Connie looks sternly at Beddy and jerks her thumb over her shoulder. Beddy bows her head and follows them down the stairs. “You wouldn’t have been able to lift me, anyway,” she says. “No one can.”
“Don’t be a cunt to yourself.”
“Getting out of here will do you some good,” Di says. “Take your mind off things.”
“You want me to plot, but at the same time you want to take my mind off things,” Beddy says. “YOU CAN’T DO BOTH!”
She says this so loud. Louder than she meant to. Louder than she ever can recall being in front of them. She is normally so careful. Di and Connie go silent, the latter which is nigh impossible to achieve. Di looks panicked and Connie looks abnormally moved.
She walks through the kitchen, and sees the freshly washed dishes in the rack. They had moved quickly. She feels bad for yelling. She picks up a dish. It’s mostly clean. She’ll have to clean it again when she gets back, but she really appreciates the gesture. The magazine is gone and the water has drained.

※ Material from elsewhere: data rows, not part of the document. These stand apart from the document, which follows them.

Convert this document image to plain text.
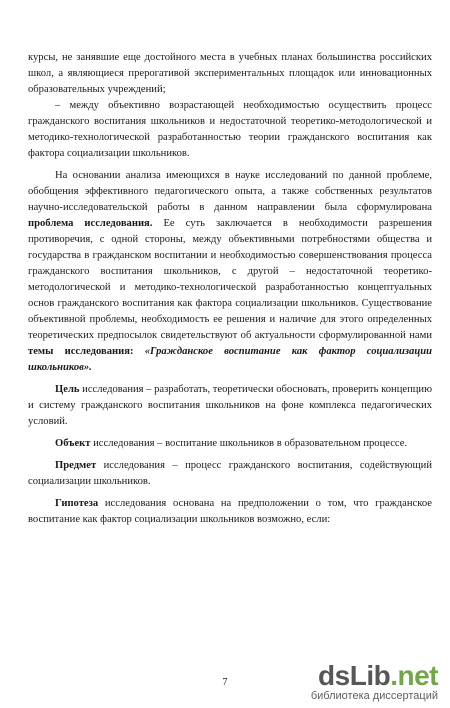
курсы, не занявшие еще достойного места в учебных планах большинства российских школ, а являющиеся прерогативой экспериментальных площадок или инновационных образовательных учреждений;

– между объективно возрастающей необходимостью осуществить процесс гражданского воспитания школьников и недостаточной теоретико-методологической и методико-технологической разработанностью теории гражданского воспитания как фактора социализации школьников.

На основании анализа имеющихся в науке исследований по данной проблеме, обобщения эффективного педагогического опыта, а также собственных результатов научно-исследовательской работы в данном направлении была сформулирована проблема исследования. Ее суть заключается в необходимости разрешения противоречия, с одной стороны, между объективными потребностями общества и государства в гражданском воспитании и необходимостью совершенствования процесса гражданского воспитания школьников, с другой – недостаточной теоретико-методологической и методико-технологической разработанностью концептуальных основ гражданского воспитания как фактора социализации школьников. Существование объективной проблемы, необходимость ее решения и наличие для этого определенных теоретических предпосылок свидетельствуют об актуальности сформулированной нами темы исследования: «Гражданское воспитание как фактор социализации школьников».

Цель исследования – разработать, теоретически обосновать, проверить концепцию и систему гражданского воспитания школьников на фоне комплекса педагогических условий.

Объект исследования – воспитание школьников в образовательном процессе.

Предмет исследования – процесс гражданского воспитания, содействующий социализации школьников.

Гипотеза исследования основана на предположении о том, что гражданское воспитание как фактор социализации школьников возможно, если:

7	dsLib.net
библиотека диссертаций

“Get in the car,” Connie says. “Get out of this fucking house, and into the car.”
The house isn’t the problem. It’s what’s outside the house. And at the same time, it’s what’s inside her. Why don’t they understand this? Her pain is like an appendage, going everywhere she goes. It can’t just be lopped off. She knows how that went for Aunt Simone.
Connie shoves her softly to the door. Di holds it open for them, and for a moment, as she checks that she’s leaving with everything she came with, she looks like she’s holding it open for Void, who has floated down the stairs and now lingers in the doorway. Is he coming along?
“Please don’t,” she says, fearfully.
Di pauses, looking inquiringly at Beddy. Void stays hovering where he is, and she pulls the door closed, but in that space of time before it does he says, “Go ahead. I’ll be here when you get back. I’ll always be here.”